Na prática, o período em que os agricultores estavam temporariamente dispensados de pagar parcelas das dívidas chegou ao fim, e os pagamentos voltaram a ser cobrados pelo banco. Mas parte desses produtores rurais, no entanto, afirmou que ainda não conseguiu se recuperar financeiramente.

"Muita gente tem vencido carência agora. Ele [produtor] pode até estar no nosso estágio 2, e está no estágio 3 até, de operações curadas. Mas aí ele vai precisar de novo prazo. E a gente naturalmente vai apoiar e ajudar nesse momento", disse o CEO do Bradesco.

Os estágios mencionados seguem a Resolução 4.966 do Banco Central (BC), em vigor desde janeiro de 2025, de modernização da contabilidade bancária. No estágio 2 ficam operações com piora relevante no risco de crédito, geralmente com atraso entre 31 e 90 dias. Já o estágio 3 reúne dívidas com atraso superior a 90 dias ou sem expectativa de recuperação integral sem uso de garantias, exigindo provisão de 100% das perdas esperadas.
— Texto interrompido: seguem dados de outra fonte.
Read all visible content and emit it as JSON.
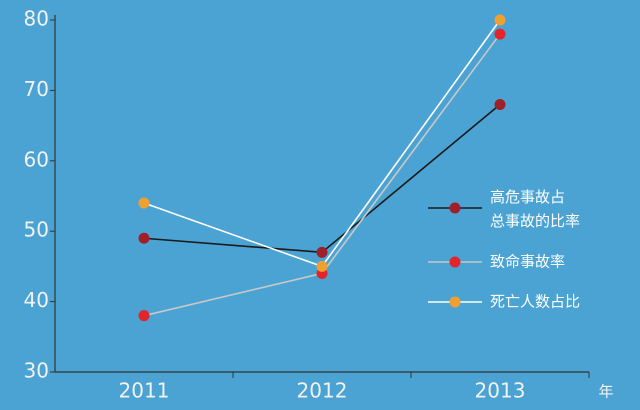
{
  "chart_data": {
    "type": "line",
    "categories": [
      "2011",
      "2012",
      "2013"
    ],
    "x_label": "年",
    "series": [
      {
        "name": "高危事故占总事故的比率",
        "color": "#1a1a1a",
        "marker_color": "#a0202a",
        "values": [
          49,
          47,
          68
        ]
      },
      {
        "name": "致命事故率",
        "color": "#c8c8c8",
        "marker_color": "#e3242b",
        "values": [
          38,
          44,
          78
        ]
      },
      {
        "name": "死亡人数占比",
        "color": "#ffffff",
        "marker_color": "#f0a030",
        "values": [
          54,
          45,
          80
        ]
      }
    ],
    "ylim": [
      30,
      80
    ],
    "yticks": [
      30,
      40,
      50,
      60,
      70,
      80
    ],
    "legend": "right"
  }
}
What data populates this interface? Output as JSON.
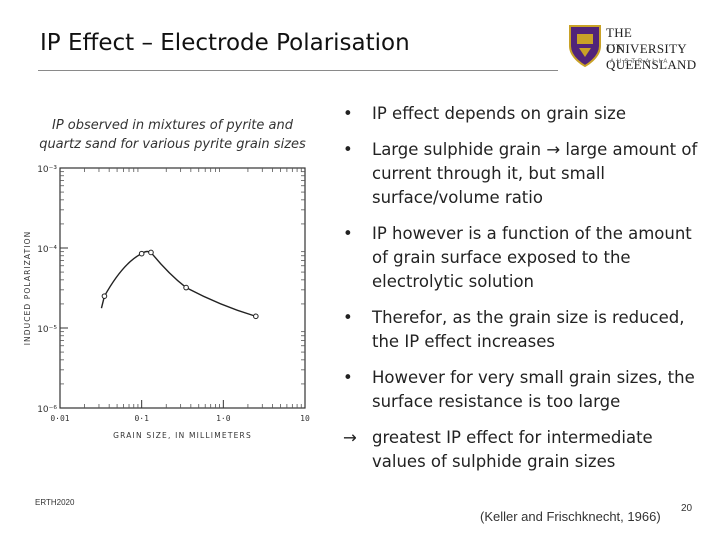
{
  "slide": {
    "title": "IP Effect – Electrode Polarisation",
    "footer_left": "ERTH2020",
    "citation": "(Keller and Frischknecht, 1966)",
    "page_number": "20"
  },
  "logo": {
    "line1": "THE UNIVERSITY",
    "line2": "OF QUEENSLAND",
    "line3": "AUSTRALIA",
    "colors": {
      "shield": "#51247a",
      "gold": "#c9a227"
    }
  },
  "caption": {
    "line1": "IP observed in mixtures of pyrite and",
    "line2": "quartz sand for various pyrite grain sizes"
  },
  "bullets": [
    {
      "marker": "•",
      "text": "IP effect depends on grain size"
    },
    {
      "marker": "•",
      "text": "Large sulphide grain → large amount of current through it, but small surface/volume ratio"
    },
    {
      "marker": "•",
      "text": "IP however is a function of the amount of grain surface exposed to the electrolytic solution"
    },
    {
      "marker": "•",
      "text": "Therefor, as the grain size is reduced, the IP effect increases"
    },
    {
      "marker": "•",
      "text": "However for very small grain sizes, the surface resistance is too large"
    },
    {
      "marker": "→",
      "text": "greatest IP effect for intermediate values of sulphide grain sizes"
    }
  ],
  "chart_data": {
    "type": "line",
    "title": "",
    "xlabel": "GRAIN SIZE, IN MILLIMETERS",
    "ylabel": "INDUCED POLARIZATION",
    "x_scale": "log",
    "y_scale": "log",
    "xlim": [
      0.01,
      10
    ],
    "ylim": [
      1e-06,
      0.001
    ],
    "x_ticks": [
      {
        "value": 0.01,
        "label": "0·01"
      },
      {
        "value": 0.1,
        "label": "0·1"
      },
      {
        "value": 1,
        "label": "1·0"
      },
      {
        "value": 10,
        "label": "10"
      }
    ],
    "y_ticks": [
      {
        "value": 0.001,
        "label": "10⁻³"
      },
      {
        "value": 0.0001,
        "label": "10⁻⁴"
      },
      {
        "value": 1e-05,
        "label": "10⁻⁵"
      },
      {
        "value": 1e-06,
        "label": "10⁻⁶"
      }
    ],
    "series": [
      {
        "name": "pyrite-quartz mixture",
        "x": [
          0.035,
          0.1,
          0.13,
          0.35,
          2.5
        ],
        "y": [
          2.5e-05,
          8.5e-05,
          8.8e-05,
          3.2e-05,
          1.4e-05
        ]
      }
    ]
  }
}
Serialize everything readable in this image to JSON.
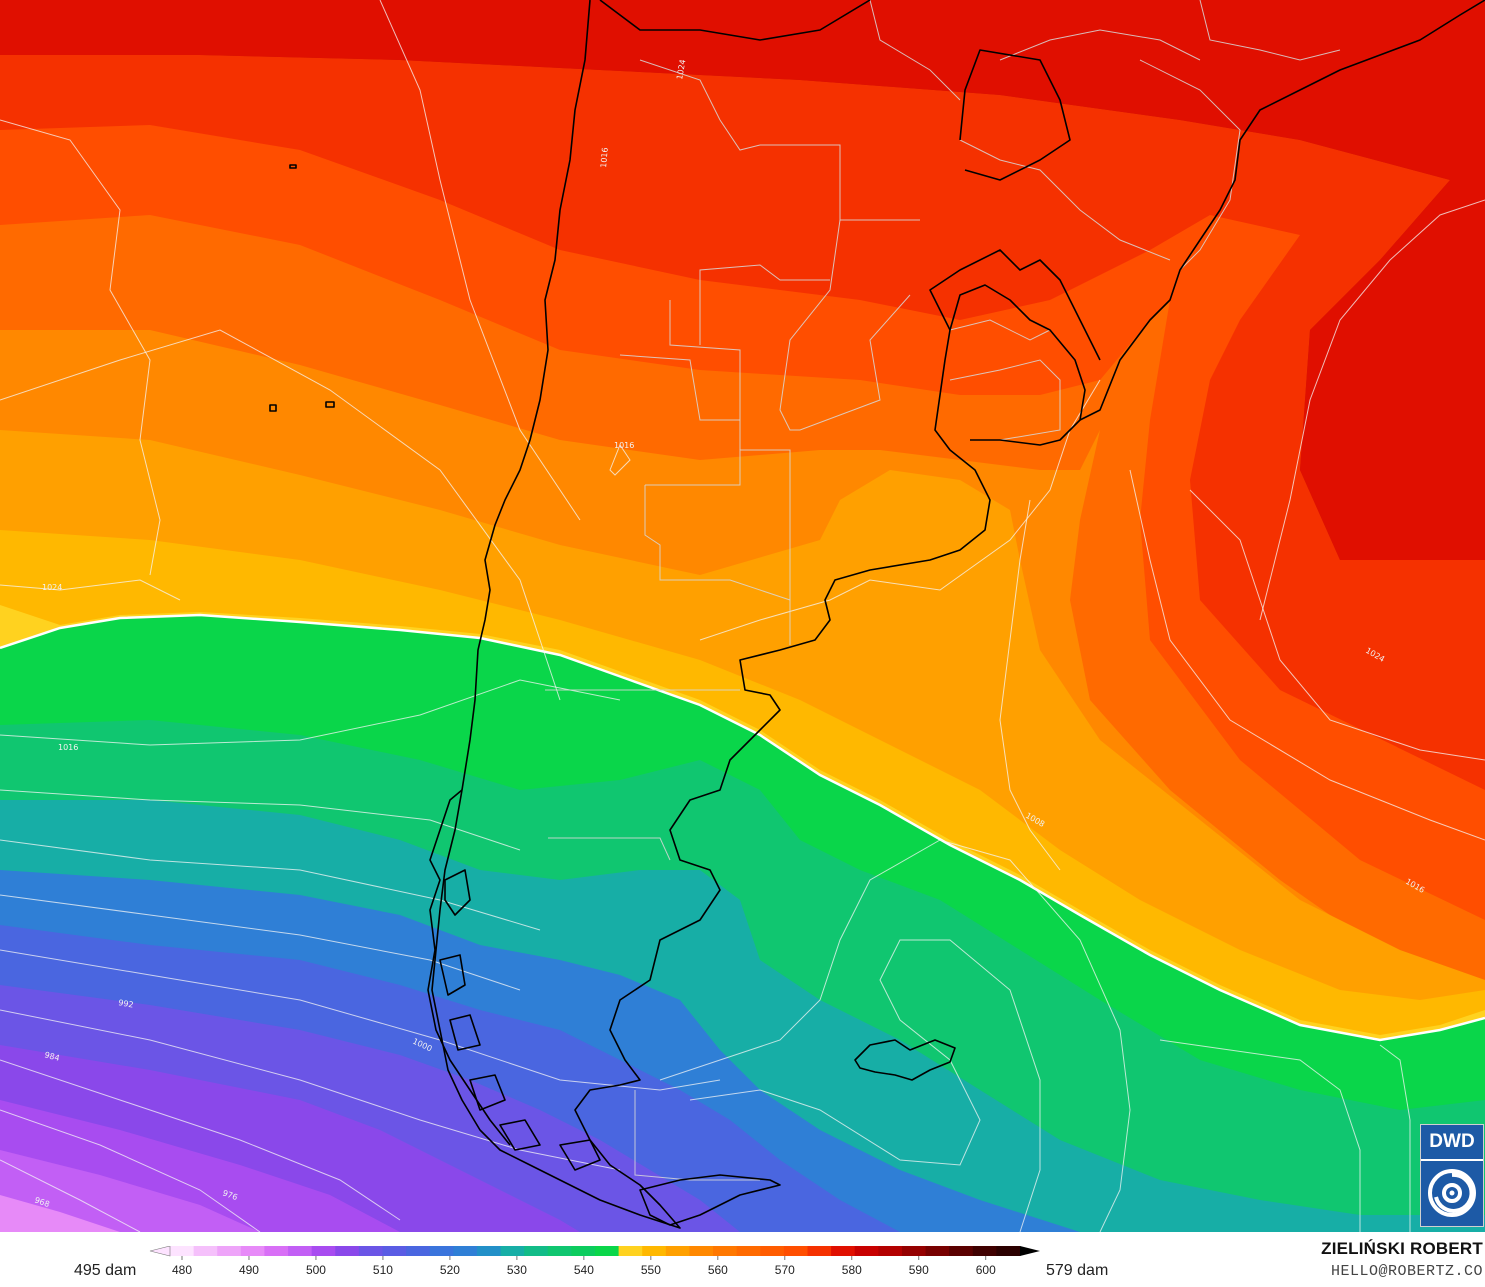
{
  "map": {
    "colors": {
      "c600": "#2b0000",
      "c585": "#b30000",
      "c580": "#e00f00",
      "c575": "#f53100",
      "c570": "#ff4e00",
      "c565": "#ff6a00",
      "c560": "#ff8800",
      "c557": "#ffa000",
      "c555": "#ffb800",
      "c553": "#ffd21f",
      "c550": "#0ad64a",
      "c545": "#10c670",
      "c540": "#17aea6",
      "c535": "#2f7fd6",
      "c530": "#4a66e0",
      "c525": "#6b55e6",
      "c520": "#8a48ea",
      "c515": "#a84cf0",
      "c510": "#c25ff5",
      "c500": "#e78af8"
    },
    "isobar_labels": [
      "1024",
      "1016",
      "1016",
      "1024",
      "1008",
      "1016",
      "1024",
      "1016",
      "992",
      "984",
      "976",
      "968",
      "1000"
    ]
  },
  "legend": {
    "unit_min_label": "495 dam",
    "unit_max_label": "579 dam",
    "ticks": [
      "480",
      "490",
      "500",
      "510",
      "520",
      "530",
      "540",
      "550",
      "560",
      "570",
      "580",
      "590",
      "600"
    ],
    "colors": [
      "#fde3ff",
      "#f5c0fb",
      "#eea4f9",
      "#e78af8",
      "#d86ff6",
      "#c25ff5",
      "#a84cf0",
      "#8a48ea",
      "#6b55e6",
      "#5a5ce4",
      "#4a66e0",
      "#3a74dc",
      "#2f7fd6",
      "#2290c8",
      "#17aea6",
      "#12bc88",
      "#10c670",
      "#0ccc5e",
      "#0ad64a",
      "#ffd21f",
      "#ffb800",
      "#ffa000",
      "#ff8800",
      "#ff7800",
      "#ff6a00",
      "#ff5c00",
      "#ff4e00",
      "#f53100",
      "#e00f00",
      "#c80000",
      "#b30000",
      "#950000",
      "#780000",
      "#5a0000",
      "#3f0000",
      "#2b0000"
    ]
  },
  "footer": {
    "author": "ZIELIŃSKI ROBERT",
    "contact": "HELLO@ROBERTZ.CO"
  },
  "logo": {
    "text": "DWD"
  }
}
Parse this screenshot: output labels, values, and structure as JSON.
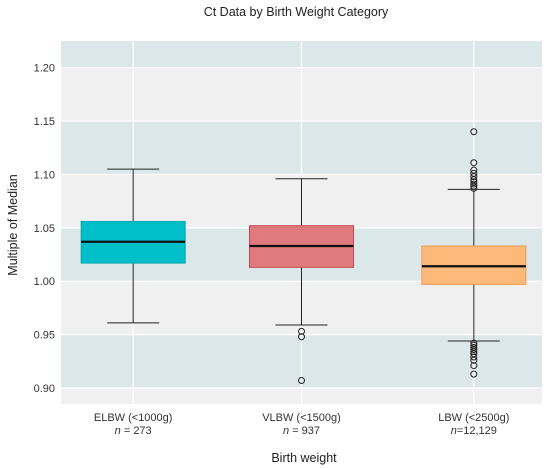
{
  "chart_data": {
    "type": "box",
    "title": "Ct Data by Birth Weight Category",
    "xlabel": "Birth weight",
    "ylabel": "Multiple of Median",
    "ylim": [
      0.885,
      1.225
    ],
    "yticks": [
      "0.90",
      "0.95",
      "1.00",
      "1.05",
      "1.10",
      "1.15",
      "1.20"
    ],
    "grid": true,
    "categories": [
      {
        "label": "ELBW (<1000g)",
        "n_prefix": "n",
        "n_value": " = 273",
        "color": "#00BFC9",
        "edge": "#00A7B0",
        "whisker_low": 0.961,
        "q1": 1.017,
        "median": 1.037,
        "q3": 1.056,
        "whisker_high": 1.105,
        "outliers": []
      },
      {
        "label": "VLBW (<1500g)",
        "n_prefix": "n",
        "n_value": " = 937",
        "color": "#E07A7F",
        "edge": "#C8474F",
        "whisker_low": 0.959,
        "q1": 1.013,
        "median": 1.033,
        "q3": 1.052,
        "whisker_high": 1.096,
        "outliers": [
          0.953,
          0.948,
          0.907
        ]
      },
      {
        "label": "LBW (<2500g)",
        "n_prefix": "n",
        "n_value": "=12,129",
        "color": "#FDB97A",
        "edge": "#EE9A50",
        "whisker_low": 0.944,
        "q1": 0.997,
        "median": 1.014,
        "q3": 1.033,
        "whisker_high": 1.086,
        "outliers": [
          1.14,
          1.111,
          1.104,
          1.101,
          1.098,
          1.095,
          1.093,
          1.091,
          1.089,
          1.087,
          0.942,
          0.94,
          0.938,
          0.936,
          0.934,
          0.932,
          0.929,
          0.926,
          0.921,
          0.913
        ]
      }
    ]
  }
}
Ao se referir a "operações curadas" no estágio 3, Noronha faz menção aos clientes que chegaram ao nível mais crítico de risco, conseguiram melhorar temporariamente a situação financeira, mas agora podem voltar a enfrentar dificuldades com o vencimento das carências.

Agro como detrator pontual da qualidade do crédito e das provisões

Nos resultados financeiros do banco, divulgados na noite desta quarta, 6, o Bradesco reconheceu deterioração nas operações rurais mais antigas, especialmente de safras anteriores a 2024, tanto entre pessoas físicas quanto jurídicas. Segundo o banco, essa piora ajudou a pressionar as despesas com provisões para devedores duvidosos (PDD), que cresceram 26,5% em um ano.

A leitura do banco é de que o setor atravessa uma combinação de fatores adversos. Além dos efeitos residuais das enchentes e da seca no Sul, Noronha citou juros elevados e a valorização do real frente ao dólar como elementos que reduziram a rentabilidade de parte dos produtores exportadores.

O câmbio, inclusive, também teve impacto direto sobre a carteira do banco. Cerca de 10% da carteira total do Bradesco está associada ao dólar, e a apreciação do real gerou uma pressão negativa nominal sobre os saldos de crédito ligados ao agro. Sem o efeito cambial, segundo o banco, a carteira expandida teria crescido 0,6% no trimestre e 9,5% em 12 meses.

Apesar do cenário mais desafiador, o Bradesco reforçou que mantém o agronegócio como segmento estratégico, mas agora com postura mais seletiva. O banco definiu o momento como de “apetite moderado com viés mais conservador”, intensificando filtros ligados a rating, tipo de cultura financiada e qualidade das garantias.

O apetite para o agro segue

Na prática, a preferência atual está concentrada em operações com garantias reais, especialmente alienação fiduciária no crédito rural. "Continuamos apostando, continuamos com apetite para o agro. Mas, naturalmente, trabalhando modelagem, rating, para decidir o crédito, o tipo de cultura, o tipo de garantia", afirmou Noronha.

O executivo também chamou atenção para sinais de desaceleração nos investimentos do setor. Segundo o CEO, fabricantes de máquinas agrícolas já trabalham com perspectiva de queda nas vendas em 2025, indicando maior cautela dos produtores na tomada de novos financiamentos.

Ainda assim, o banco evita uma leitura mais pessimista sobre o setor. Noronha destacou que o agronegócio brasileiro segue "super competitivo” e que há produtores atravessando o momento atual com boa liquidez. "Isso não significa que o agro vai parar".